The Journal of Supercomputing ( IF 3.3 ) Pub Date : 2024-04-15 , DOI: 10.1007/s11227-024-06097-7 Inmaculada Santamaria-Valenzuela , Rocío Carratalá-Sáez , Yuri Torres , Diego R. Llanos , Arturo Gonzalez-Escribano
There are many works devoted to improving the matrix product computation, as it is used in a wide variety of scientific applications arising from many different fields.

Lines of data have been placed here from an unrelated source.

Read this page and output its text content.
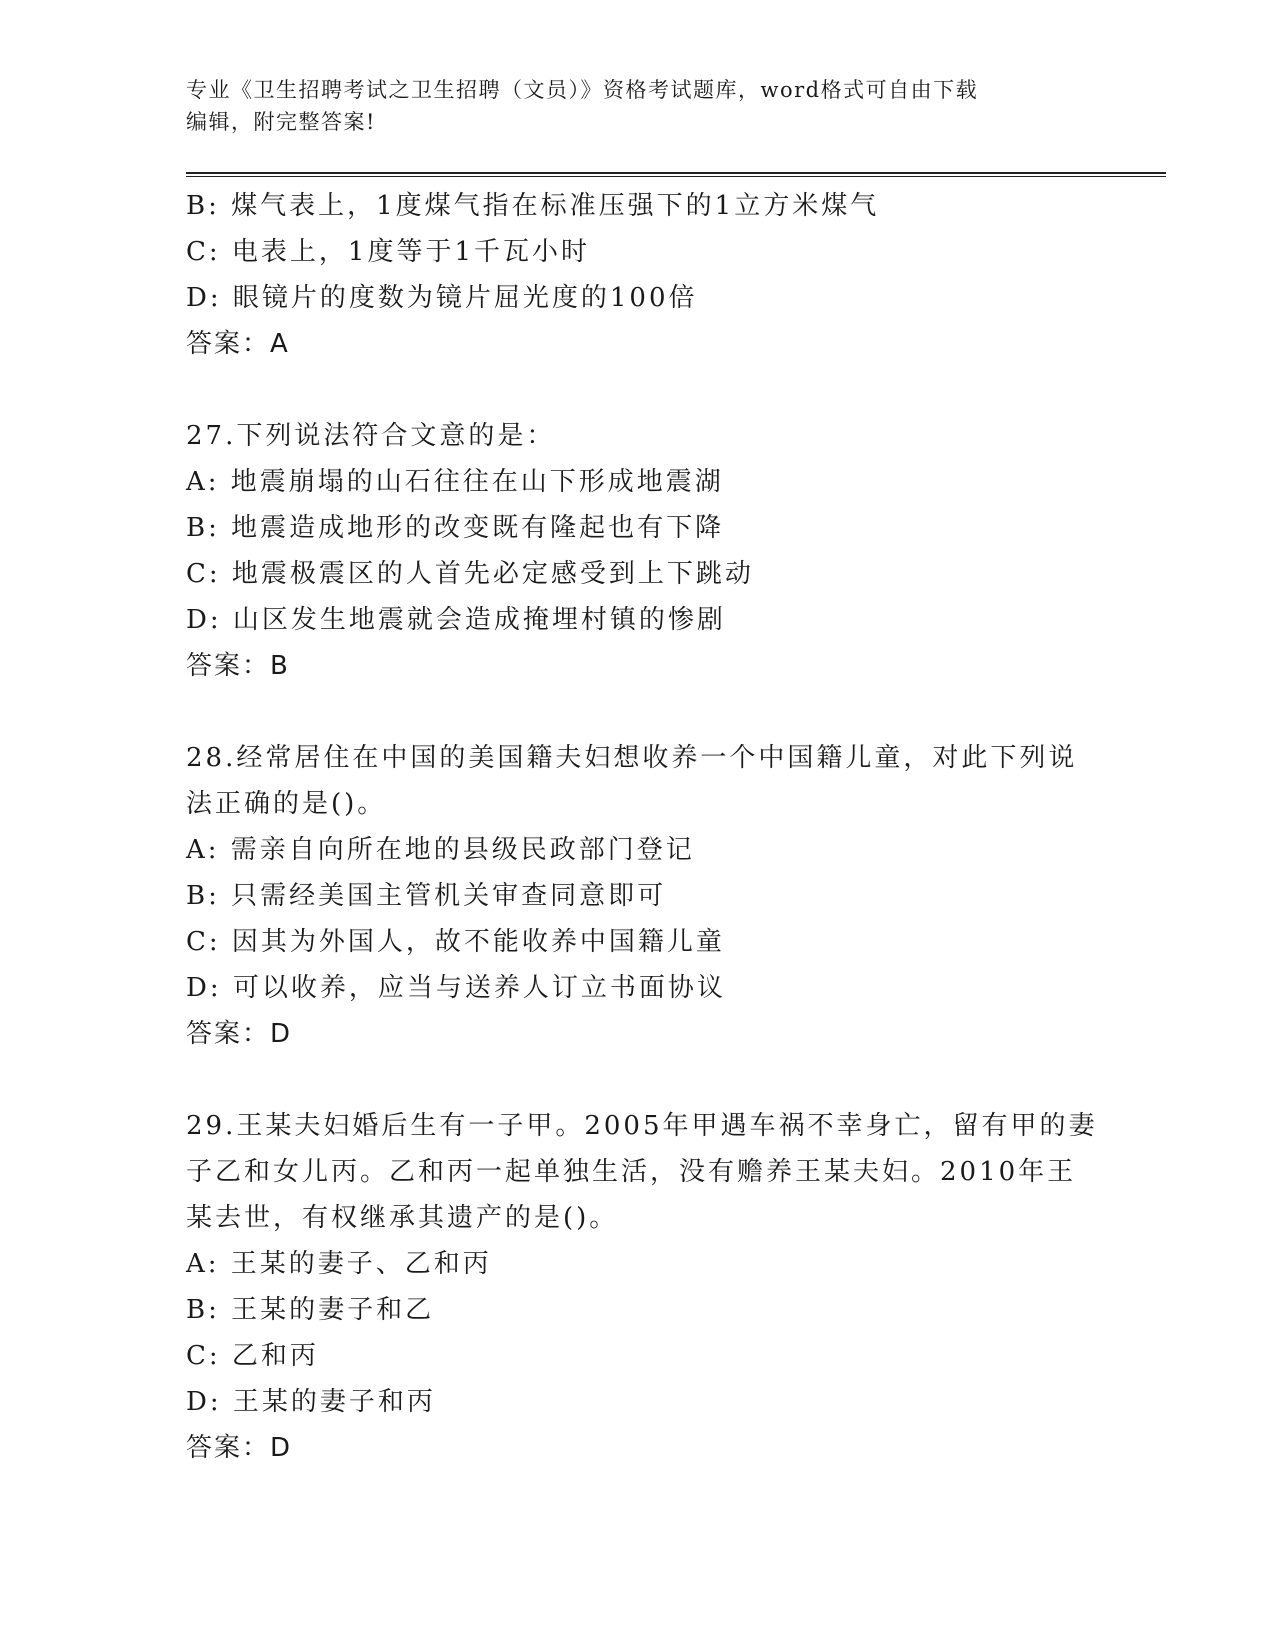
专业《卫生招聘考试之卫生招聘（文员）》资格考试题库，word格式可自由下载
编辑，附完整答案!
B: 煤气表上，1度煤气指在标准压强下的1立方米煤气
C: 电表上，1度等于1千瓦小时
D: 眼镜片的度数为镜片屈光度的100倍
答案：A
27.下列说法符合文意的是：
A: 地震崩塌的山石往往在山下形成地震湖
B: 地震造成地形的改变既有隆起也有下降
C: 地震极震区的人首先必定感受到上下跳动
D: 山区发生地震就会造成掩埋村镇的惨剧
答案：B
28.经常居住在中国的美国籍夫妇想收养一个中国籍儿童，对此下列说
法正确的是()。
A: 需亲自向所在地的县级民政部门登记
B: 只需经美国主管机关审查同意即可
C: 因其为外国人，故不能收养中国籍儿童
D: 可以收养，应当与送养人订立书面协议
答案：D
29.王某夫妇婚后生有一子甲。2005年甲遇车祸不幸身亡，留有甲的妻
子乙和女儿丙。乙和丙一起单独生活，没有赡养王某夫妇。2010年王
某去世，有权继承其遗产的是()。
A: 王某的妻子、乙和丙
B: 王某的妻子和乙
C: 乙和丙
D: 王某的妻子和丙
答案：D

In this work, we propose alternative data distribution policies and communication patterns to reduce the elapsed time when computing triangular matrix products in distributed memory environments. In particular, we focus on commodity clusters, where the number of nodes is limited, proposing alternatives to traditional approaches in order to improve this operation’s performance. Our proposal overcomes the performance results associated with the state-of-the-art libraries, such as ScaLAPACK and SLATE, offering execution times that are up to 30% faster.
中文翻译:
商品集群中三角矩阵乘积的性能提升
有许多工作致力于改进矩阵乘积计算,因为它被用于许多不同领域的各种科学应用。在这项工作中,我们提出了替代数据分布策略和通信模式,以减少在分布式内存环境中计算三角矩阵乘积时所花费的时间。我们特别关注节点数量有限的商品集群,提出传统方法的替代方案,以提高该操作的性能。我们的建议克服了与最先进的库(例如 ScaLAPACK 和 SLATE)相关的性能结果,将执行时间提高了 30%。